Example SPIFFE ID template:
/custom/{{custom_jwt.sub}}/{{custom_jwt.environment}}
Examples
Gate on environment and namespace:
claimRequirements:
env:
- production
/kubernetes.io/namespace:
- spirl-agents
- spirl-system
A token with env=production and kubernetes.io.namespace=spirl-agents attests successfully. A token with env=staging is rejected; so is a token with env=production but kubernetes.io.namespace=default.
Gate on group membership (array claim):
claimRequirements:
groups:
- platform
- infra
A token with "groups": ["platform", "developers"] attests successfully because platform is in both the token's claim and the allowed list. A token with "groups": ["developers"] is rejected.
Go Duration Strings
Duration-typed fields (jwksFetchInterval, jwksCacheTtl) accept Go duration strings: a decimal number followed by a unit suffix — ns, us (or µs), ms, s, m, or h. Examples: 30s, 5m, 1h30m.
Troubleshooting
Agent fails to read token — If using tokenPath, verify the file exists and is readable by the agent process. If using tokenCommand, verify the binary is executable.

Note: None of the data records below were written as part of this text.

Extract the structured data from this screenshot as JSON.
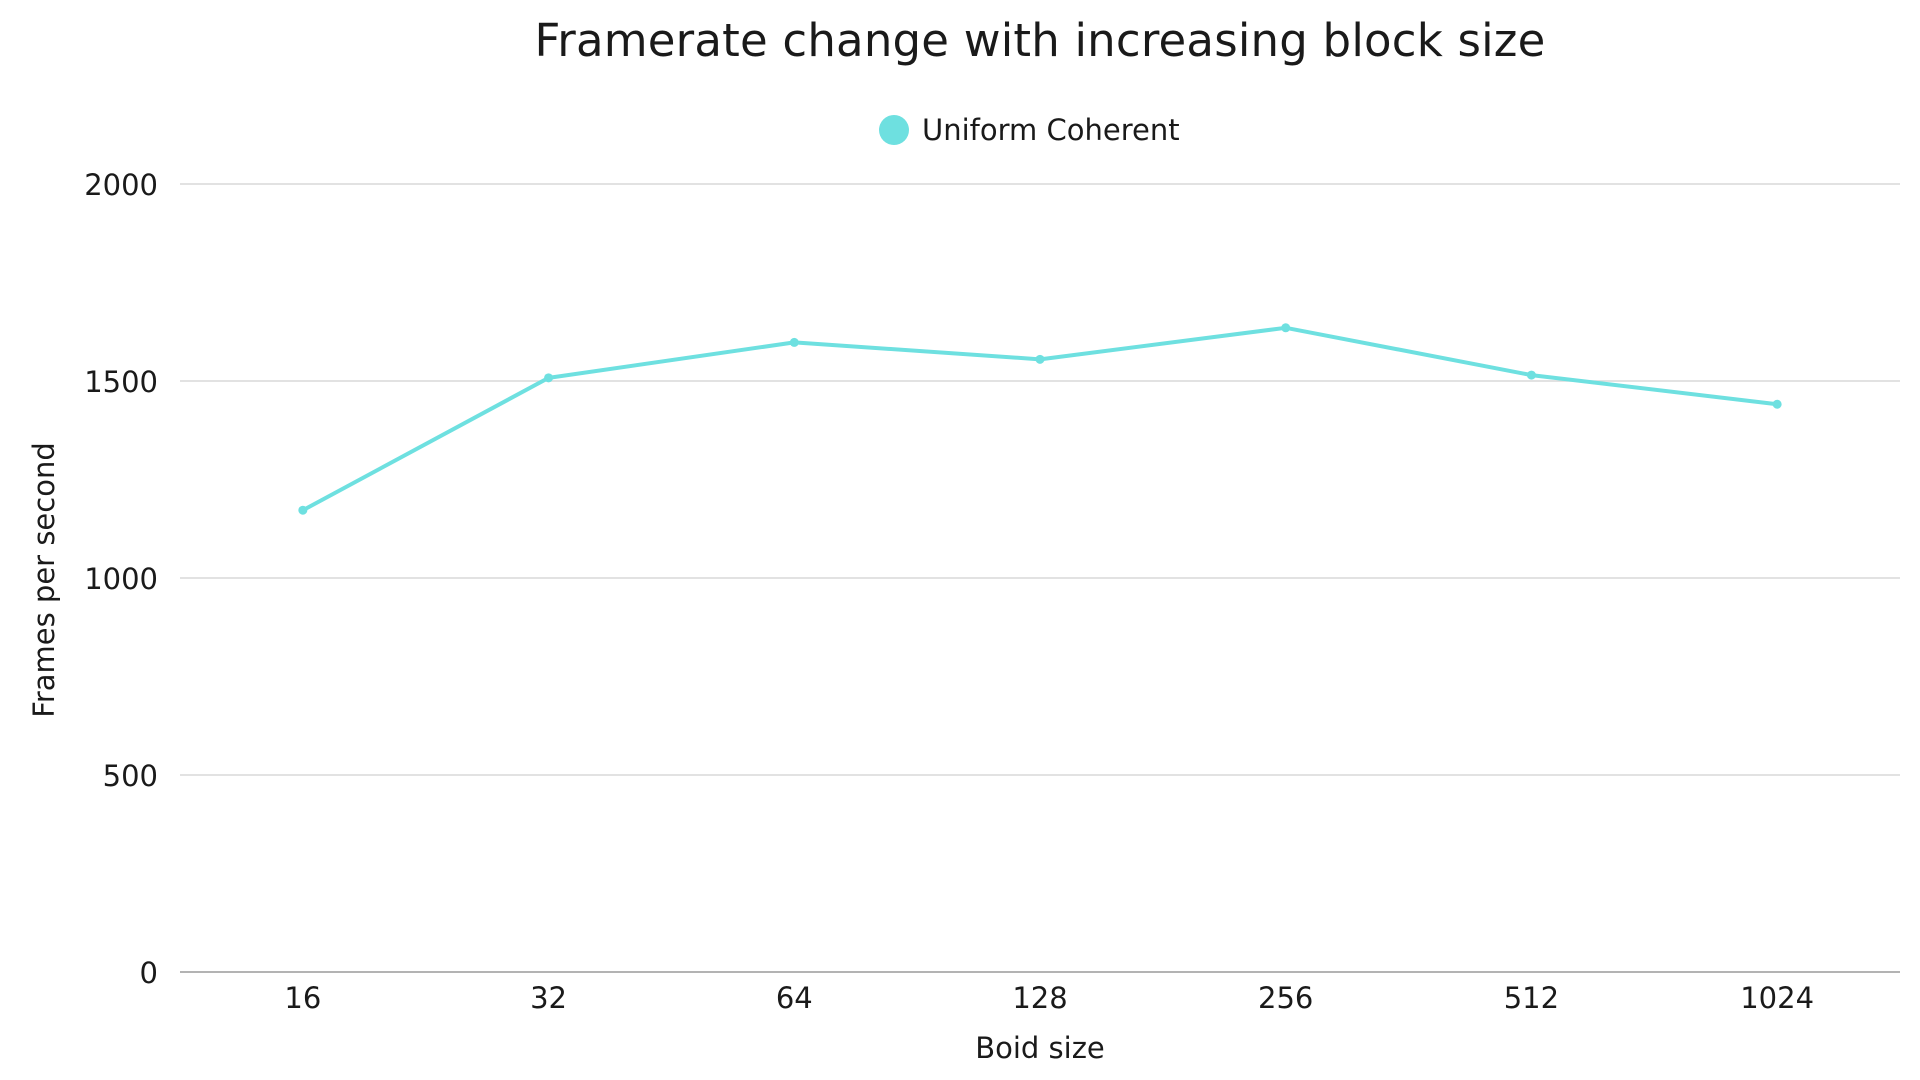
{
  "chart_data": {
    "type": "line",
    "title": "Framerate change with increasing block size",
    "xlabel": "Boid size",
    "ylabel": "Frames per second",
    "categories": [
      "16",
      "32",
      "64",
      "128",
      "256",
      "512",
      "1024"
    ],
    "series": [
      {
        "name": "Uniform Coherent",
        "color": "#6ee0e0",
        "values": [
          1172,
          1508,
          1598,
          1555,
          1635,
          1515,
          1441
        ]
      }
    ],
    "ylim": [
      0,
      2000
    ],
    "yticks": [
      0,
      500,
      1000,
      1500,
      2000
    ],
    "grid": true,
    "legend_position": "top-center",
    "colors": {
      "grid": "#d9d9d9",
      "axis": "#9a9a9a",
      "text": "#1a1a1a"
    }
  }
}
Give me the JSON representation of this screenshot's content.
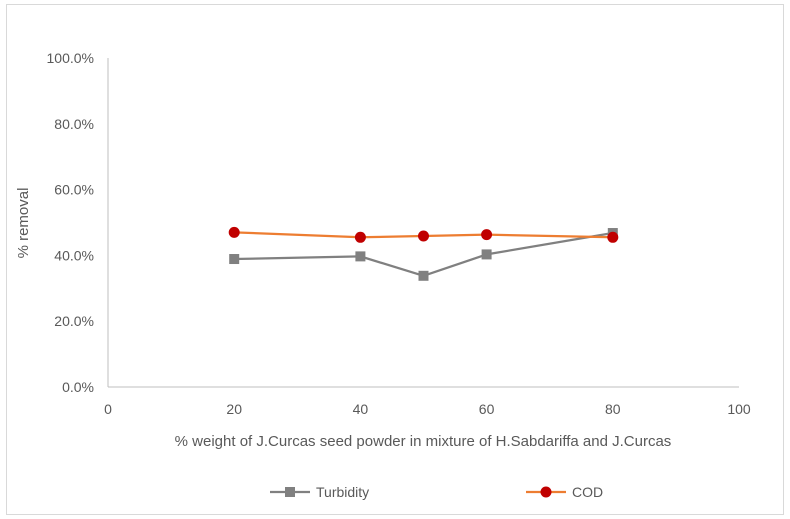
{
  "chart_data": {
    "type": "line",
    "title": "",
    "xlabel": "% weight of J.Curcas seed powder in mixture of H.Sabdariffa and J.Curcas",
    "ylabel": "% removal",
    "xlim": [
      0,
      100
    ],
    "ylim": [
      0,
      1
    ],
    "x_ticks": [
      "0",
      "20",
      "40",
      "60",
      "80",
      "100"
    ],
    "y_ticks": [
      "0.0%",
      "20.0%",
      "40.0%",
      "60.0%",
      "80.0%",
      "100.0%"
    ],
    "grid": false,
    "legend_position": "bottom",
    "series": [
      {
        "name": "Turbidity",
        "color": "#808080",
        "marker": "square",
        "x": [
          20,
          40,
          50,
          60,
          80
        ],
        "values": [
          0.389,
          0.397,
          0.338,
          0.403,
          0.468
        ]
      },
      {
        "name": "COD",
        "color": "#ed7d31",
        "marker_color": "#c00000",
        "marker": "circle",
        "x": [
          20,
          40,
          50,
          60,
          80
        ],
        "values": [
          0.47,
          0.455,
          0.459,
          0.463,
          0.455
        ]
      }
    ]
  }
}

Issuer mismatch — The iss claim in the JWT must exactly match the issuer value in the server configuration. Enable debug logging on the server to see the actual iss claim value.
Unknown signing key — The server cannot find a key matching the JWT's kid header. For jwksUri and oidcUri, the server automatically attempts to refresh keys on an unknown kid. For jwks and jwksPem, a cluster config update is required to add new keys.

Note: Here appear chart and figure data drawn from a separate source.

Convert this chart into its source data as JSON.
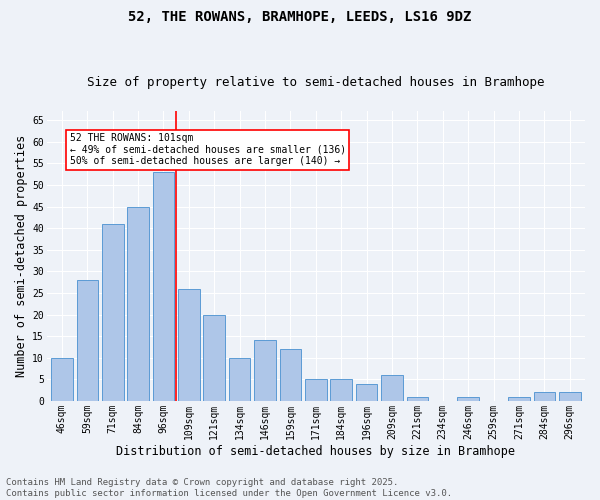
{
  "title": "52, THE ROWANS, BRAMHOPE, LEEDS, LS16 9DZ",
  "subtitle": "Size of property relative to semi-detached houses in Bramhope",
  "xlabel": "Distribution of semi-detached houses by size in Bramhope",
  "ylabel": "Number of semi-detached properties",
  "categories": [
    "46sqm",
    "59sqm",
    "71sqm",
    "84sqm",
    "96sqm",
    "109sqm",
    "121sqm",
    "134sqm",
    "146sqm",
    "159sqm",
    "171sqm",
    "184sqm",
    "196sqm",
    "209sqm",
    "221sqm",
    "234sqm",
    "246sqm",
    "259sqm",
    "271sqm",
    "284sqm",
    "296sqm"
  ],
  "values": [
    10,
    28,
    41,
    45,
    53,
    26,
    20,
    10,
    14,
    12,
    5,
    5,
    4,
    6,
    1,
    0,
    1,
    0,
    1,
    2,
    2
  ],
  "bar_color": "#aec6e8",
  "bar_edge_color": "#5b9bd5",
  "vline_x_index": 4,
  "vline_color": "red",
  "annotation_text": "52 THE ROWANS: 101sqm\n← 49% of semi-detached houses are smaller (136)\n50% of semi-detached houses are larger (140) →",
  "ylim": [
    0,
    67
  ],
  "yticks": [
    0,
    5,
    10,
    15,
    20,
    25,
    30,
    35,
    40,
    45,
    50,
    55,
    60,
    65
  ],
  "footnote": "Contains HM Land Registry data © Crown copyright and database right 2025.\nContains public sector information licensed under the Open Government Licence v3.0.",
  "bg_color": "#eef2f8",
  "title_fontsize": 10,
  "subtitle_fontsize": 9,
  "axis_label_fontsize": 8.5,
  "tick_fontsize": 7,
  "footnote_fontsize": 6.5
}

Algorithm rejected — Symmetric algorithms (HS256, HS384, HS512) and none are unconditionally rejected. Ensure your issuer signs with an asymmetric algorithm such as RS256 or ES256.

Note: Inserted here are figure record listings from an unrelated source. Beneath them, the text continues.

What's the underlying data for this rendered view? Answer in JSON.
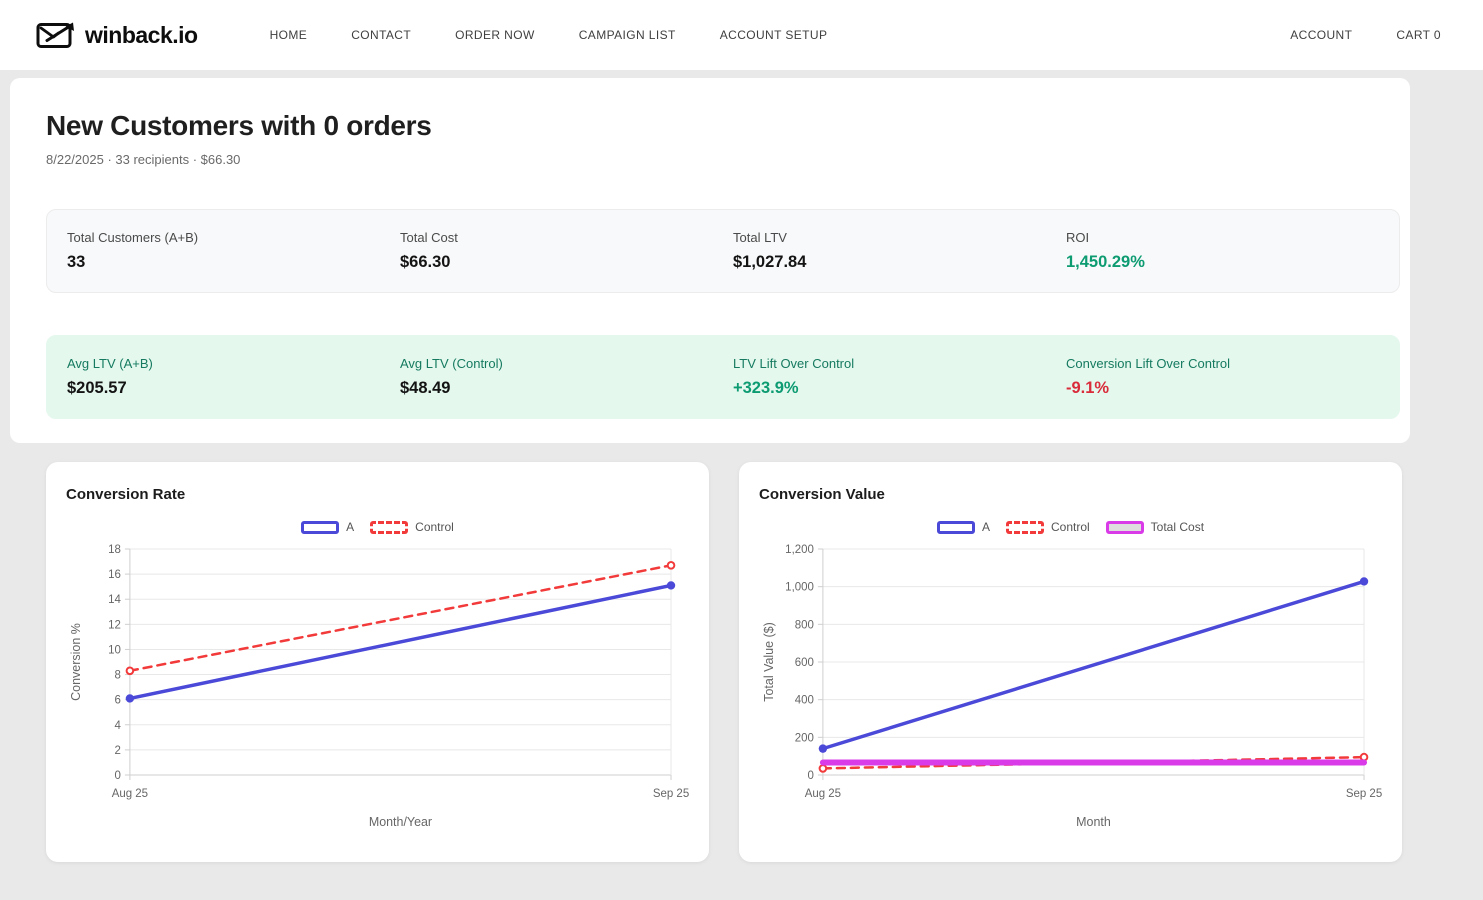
{
  "nav": {
    "brand": "winback.io",
    "left_items": [
      {
        "label": "HOME"
      },
      {
        "label": "CONTACT"
      },
      {
        "label": "ORDER NOW"
      },
      {
        "label": "CAMPAIGN LIST"
      },
      {
        "label": "ACCOUNT SETUP"
      }
    ],
    "right_items": [
      {
        "label": "ACCOUNT"
      },
      {
        "label": "CART 0"
      }
    ]
  },
  "page": {
    "title": "New Customers with 0 orders",
    "subtitle": "8/22/2025 · 33 recipients · $66.30"
  },
  "summary_cards": {
    "row1": [
      {
        "label": "Total Customers (A+B)",
        "value": "33",
        "tone": "dark"
      },
      {
        "label": "Total Cost",
        "value": "$66.30",
        "tone": "dark"
      },
      {
        "label": "Total LTV",
        "value": "$1,027.84",
        "tone": "dark"
      },
      {
        "label": "ROI",
        "value": "1,450.29%",
        "tone": "positive"
      }
    ],
    "row2": [
      {
        "label": "Avg LTV (A+B)",
        "value": "$205.57",
        "tone": "dark"
      },
      {
        "label": "Avg LTV (Control)",
        "value": "$48.49",
        "tone": "dark"
      },
      {
        "label": "LTV Lift Over Control",
        "value": "+323.9%",
        "tone": "positive"
      },
      {
        "label": "Conversion Lift Over Control",
        "value": "-9.1%",
        "tone": "negative"
      }
    ]
  },
  "colors": {
    "positive": "#0d9b72",
    "negative": "#d92b3a",
    "series_blue": "#4b49d8",
    "series_red": "#f23a3a",
    "series_magenta": "#da3be8",
    "grid": "#e8e8e8",
    "axis": "#cfcfcf",
    "tick_text": "#666666"
  },
  "chart_data": [
    {
      "type": "line",
      "title": "Conversion Rate",
      "x": [
        "Aug 25",
        "Sep 25"
      ],
      "xlabel": "Month/Year",
      "ylabel": "Conversion %",
      "ylim": [
        0,
        18
      ],
      "ytick_step": 2,
      "grid": true,
      "legend_position": "top",
      "series": [
        {
          "name": "A",
          "values": [
            6.1,
            15.1
          ],
          "color": "#4b49d8",
          "dash": false,
          "width": 3.5,
          "points": "filled",
          "swatch_fill": "#ffffff"
        },
        {
          "name": "Control",
          "values": [
            8.3,
            16.7
          ],
          "color": "#f23a3a",
          "dash": true,
          "width": 2.5,
          "points": "open",
          "swatch_fill": "#ffffff"
        }
      ]
    },
    {
      "type": "line",
      "title": "Conversion Value",
      "x": [
        "Aug 25",
        "Sep 25"
      ],
      "xlabel": "Month",
      "ylabel": "Total Value ($)",
      "ylim": [
        0,
        1200
      ],
      "ytick_step": 200,
      "grid": true,
      "legend_position": "top",
      "series": [
        {
          "name": "A",
          "values": [
            140,
            1027.84
          ],
          "color": "#4b49d8",
          "dash": false,
          "width": 3.5,
          "points": "filled",
          "swatch_fill": "#ffffff"
        },
        {
          "name": "Control",
          "values": [
            35,
            95
          ],
          "color": "#f23a3a",
          "dash": true,
          "width": 2.5,
          "points": "open",
          "swatch_fill": "#ffffff"
        },
        {
          "name": "Total Cost",
          "values": [
            66.3,
            66.3
          ],
          "color": "#da3be8",
          "dash": false,
          "width": 6,
          "points": "none",
          "swatch_fill": "#dedede"
        }
      ]
    }
  ]
}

Claim requirements fail unexpectedly — claimRequirements keys use bare names for top-level claims and /-prefixed JSON Pointers for nested claims. For example, use /kubernetes.io/namespace to match {"kubernetes.io": {"namespace": "default"}}. Check that array claims contain at least one value from the allowed set.
Claim requirement rejected on object value — A claimRequirements key resolved to an object. Object-valued requirements are not supported. Replace with one requirement per scalar leaf (e.g. replace /address with /address/country).
Attribute not available — Verify the path in attributeClaims. Entries starting with / are parsed as JSON Pointers per RFC 6901, where ~1 escapes a literal / and ~0 escapes a literal ~. Entries not starting with / are taken as literal top-level claim names — no escaping applies. Missing paths produce no attribute rather than an error.
Too many attributes — A single attributeClaims entry expanded to more attributes than maxAttributesPerClaim allows. Narrow the path to a more specific subtree, or raise maxAttributesPerClaim in the cluster config.